Их здесь трое: бабушка, дочь и внук-дегенерат. Впрочем, и мама внушает подозрение.
— Нет, нет, — она говорит, — не потому, что я вам не доверяю. Но Ленинград, Ленинград обязательно. Или Москва…
— А почему?
— По личным причинам, есть мотивы… — и глаз косит интимно куда-то в угол на серую паутину.
— А где Вы работаете?
— Да нигде мы не работаем, — неожиданно взрывается бабка. — Вы что — не видите — все продаем, распродаем, жить же нечем! Молодой человек, а вы не купите фикус?
— Так. Теперь ясно. Всем — до свидания.
Выхожу из дома. Как же отразить все это в докладной — официальным языком и безо всякой лирики?
В стационаре, однако, ждут меня радости. Больная Кривцова уже не умирает, наоборот, поправляется, в постели сидит, ноги свесила, улыбается. Температура нормальная. У нее после операции начался перитонит. Зловонный гной через трубочку валил из живота наружу, нос уже заострился, дыхание стало частым, поверхностным, глаза стали мутные, стеклянные. Мы гной отсасывали и внутрилимфатически громадные дозы антибиотиков ей. Из перитонита вытащили! Мы смеемся, и она смеется. И сестры гордятся нами.

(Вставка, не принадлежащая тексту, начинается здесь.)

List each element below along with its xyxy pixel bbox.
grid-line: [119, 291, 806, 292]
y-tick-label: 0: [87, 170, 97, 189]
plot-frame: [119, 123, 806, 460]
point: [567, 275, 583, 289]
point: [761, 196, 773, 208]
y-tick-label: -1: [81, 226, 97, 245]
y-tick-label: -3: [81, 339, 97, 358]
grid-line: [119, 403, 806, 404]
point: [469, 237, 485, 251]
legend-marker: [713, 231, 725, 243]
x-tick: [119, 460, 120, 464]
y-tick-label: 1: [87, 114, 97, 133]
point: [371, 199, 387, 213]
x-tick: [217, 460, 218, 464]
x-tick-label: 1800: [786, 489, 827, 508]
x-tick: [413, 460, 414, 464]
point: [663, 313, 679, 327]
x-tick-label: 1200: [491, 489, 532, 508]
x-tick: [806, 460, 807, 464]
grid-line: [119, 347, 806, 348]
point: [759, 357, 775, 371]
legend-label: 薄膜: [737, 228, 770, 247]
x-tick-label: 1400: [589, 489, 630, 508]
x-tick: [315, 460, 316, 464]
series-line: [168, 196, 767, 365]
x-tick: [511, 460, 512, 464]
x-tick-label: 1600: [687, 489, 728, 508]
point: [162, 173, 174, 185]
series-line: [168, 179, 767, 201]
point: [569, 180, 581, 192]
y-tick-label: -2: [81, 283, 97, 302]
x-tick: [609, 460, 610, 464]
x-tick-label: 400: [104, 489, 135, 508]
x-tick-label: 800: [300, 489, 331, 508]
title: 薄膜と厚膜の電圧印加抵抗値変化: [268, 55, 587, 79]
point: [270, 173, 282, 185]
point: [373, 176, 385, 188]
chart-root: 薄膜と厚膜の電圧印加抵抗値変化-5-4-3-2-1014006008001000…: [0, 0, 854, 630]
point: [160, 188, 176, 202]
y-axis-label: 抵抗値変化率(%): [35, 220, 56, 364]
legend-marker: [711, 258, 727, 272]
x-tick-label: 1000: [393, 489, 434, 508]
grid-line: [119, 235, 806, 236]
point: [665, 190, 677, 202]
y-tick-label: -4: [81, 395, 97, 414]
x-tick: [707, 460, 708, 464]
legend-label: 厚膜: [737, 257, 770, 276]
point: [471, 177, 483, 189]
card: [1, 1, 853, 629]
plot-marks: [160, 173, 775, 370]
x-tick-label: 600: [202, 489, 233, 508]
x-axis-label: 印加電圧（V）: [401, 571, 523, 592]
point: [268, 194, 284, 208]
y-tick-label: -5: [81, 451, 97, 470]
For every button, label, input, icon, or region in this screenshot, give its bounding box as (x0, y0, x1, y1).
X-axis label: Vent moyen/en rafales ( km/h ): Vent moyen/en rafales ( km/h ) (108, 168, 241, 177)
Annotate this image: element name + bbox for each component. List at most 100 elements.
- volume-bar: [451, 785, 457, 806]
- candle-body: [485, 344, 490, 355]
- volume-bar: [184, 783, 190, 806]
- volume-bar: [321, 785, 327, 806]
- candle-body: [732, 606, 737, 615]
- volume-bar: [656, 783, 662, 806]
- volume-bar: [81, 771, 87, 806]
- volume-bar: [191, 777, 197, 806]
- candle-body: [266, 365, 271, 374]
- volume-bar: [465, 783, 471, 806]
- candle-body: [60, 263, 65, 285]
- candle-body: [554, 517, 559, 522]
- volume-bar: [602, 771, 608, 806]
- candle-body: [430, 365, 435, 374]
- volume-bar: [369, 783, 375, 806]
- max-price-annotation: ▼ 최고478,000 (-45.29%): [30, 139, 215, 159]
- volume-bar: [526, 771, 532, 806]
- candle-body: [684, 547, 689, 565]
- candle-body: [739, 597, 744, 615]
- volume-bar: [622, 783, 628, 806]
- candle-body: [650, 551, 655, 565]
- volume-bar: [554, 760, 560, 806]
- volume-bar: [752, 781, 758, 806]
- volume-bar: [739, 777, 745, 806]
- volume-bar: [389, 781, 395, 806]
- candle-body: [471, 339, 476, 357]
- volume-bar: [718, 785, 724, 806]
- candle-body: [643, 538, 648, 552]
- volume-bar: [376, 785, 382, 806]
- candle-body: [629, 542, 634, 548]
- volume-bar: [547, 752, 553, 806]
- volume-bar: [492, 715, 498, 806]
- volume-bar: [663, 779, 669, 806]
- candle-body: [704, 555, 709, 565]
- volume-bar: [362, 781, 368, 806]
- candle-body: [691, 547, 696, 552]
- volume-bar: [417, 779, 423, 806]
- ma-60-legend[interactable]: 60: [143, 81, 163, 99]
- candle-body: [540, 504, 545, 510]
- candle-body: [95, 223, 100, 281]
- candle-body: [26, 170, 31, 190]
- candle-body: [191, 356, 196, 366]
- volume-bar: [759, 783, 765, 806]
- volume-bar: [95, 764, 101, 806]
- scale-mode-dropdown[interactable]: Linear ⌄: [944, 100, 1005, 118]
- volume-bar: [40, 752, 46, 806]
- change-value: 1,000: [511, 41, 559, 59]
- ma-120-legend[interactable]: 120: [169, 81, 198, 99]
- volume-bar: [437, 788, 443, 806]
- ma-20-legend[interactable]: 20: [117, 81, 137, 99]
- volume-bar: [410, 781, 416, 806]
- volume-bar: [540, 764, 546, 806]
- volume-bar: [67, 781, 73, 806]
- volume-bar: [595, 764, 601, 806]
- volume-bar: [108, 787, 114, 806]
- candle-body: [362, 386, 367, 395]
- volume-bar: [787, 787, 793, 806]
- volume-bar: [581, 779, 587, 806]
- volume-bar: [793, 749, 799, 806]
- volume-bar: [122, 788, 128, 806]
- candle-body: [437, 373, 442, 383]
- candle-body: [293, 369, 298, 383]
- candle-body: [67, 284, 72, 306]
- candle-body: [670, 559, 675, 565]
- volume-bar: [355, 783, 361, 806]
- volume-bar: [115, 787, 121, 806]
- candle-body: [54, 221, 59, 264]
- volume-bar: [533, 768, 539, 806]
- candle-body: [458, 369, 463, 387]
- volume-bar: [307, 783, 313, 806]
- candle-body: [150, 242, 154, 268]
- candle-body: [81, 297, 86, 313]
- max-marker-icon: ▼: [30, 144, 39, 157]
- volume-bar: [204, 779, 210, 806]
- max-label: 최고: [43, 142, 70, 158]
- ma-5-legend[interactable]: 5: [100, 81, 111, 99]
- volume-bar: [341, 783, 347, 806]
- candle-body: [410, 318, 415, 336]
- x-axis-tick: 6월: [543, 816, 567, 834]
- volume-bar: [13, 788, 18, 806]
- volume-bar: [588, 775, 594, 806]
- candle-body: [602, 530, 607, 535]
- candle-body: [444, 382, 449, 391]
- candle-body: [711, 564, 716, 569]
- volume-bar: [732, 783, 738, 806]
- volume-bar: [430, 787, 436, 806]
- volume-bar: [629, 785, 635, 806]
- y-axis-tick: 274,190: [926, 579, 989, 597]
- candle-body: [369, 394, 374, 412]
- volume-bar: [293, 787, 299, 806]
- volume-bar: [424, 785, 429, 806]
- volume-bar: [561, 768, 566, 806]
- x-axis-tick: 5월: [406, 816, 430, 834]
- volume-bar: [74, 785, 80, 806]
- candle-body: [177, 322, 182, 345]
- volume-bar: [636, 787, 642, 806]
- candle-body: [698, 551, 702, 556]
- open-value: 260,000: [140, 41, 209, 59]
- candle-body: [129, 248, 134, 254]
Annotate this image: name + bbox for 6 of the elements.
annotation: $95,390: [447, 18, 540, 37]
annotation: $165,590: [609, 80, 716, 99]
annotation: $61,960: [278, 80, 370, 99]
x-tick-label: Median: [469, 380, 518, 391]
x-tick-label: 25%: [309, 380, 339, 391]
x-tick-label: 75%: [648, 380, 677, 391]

А у санитарок свои горести, они кучей собрались, гутарят что-то, обсуждают. История жутковатая получилась. Умирал молодой сантехник Сережа Петров. Он, бедняга, лежал в маленькой палате с другими обреченными, которые еще ходили на своих ногах и ухаживали за ним, и все было мирно и тихо, но Сережа вдруг выздоровел (ошибка вышла — туберкулез, а не рак!), и дикая злобная реакция — зависть со стороны окружающих. Осатаневший Сережин сосед ударил утюгом санитарку Надьку Братухину и убежал в ночь, в Киев, умирать на вокзале… Санитарка матерится, божится, слезы текут. Мне успокоить ее душевно — и в область: Юрий Сергеевич ожидает. Тридцать километров по шоссе — духом единым. И к парадному крыльцу сходу швартуемся, и мимо фресок наружных вовнутрь бегом: фойе, коридор, секретарь — приехали!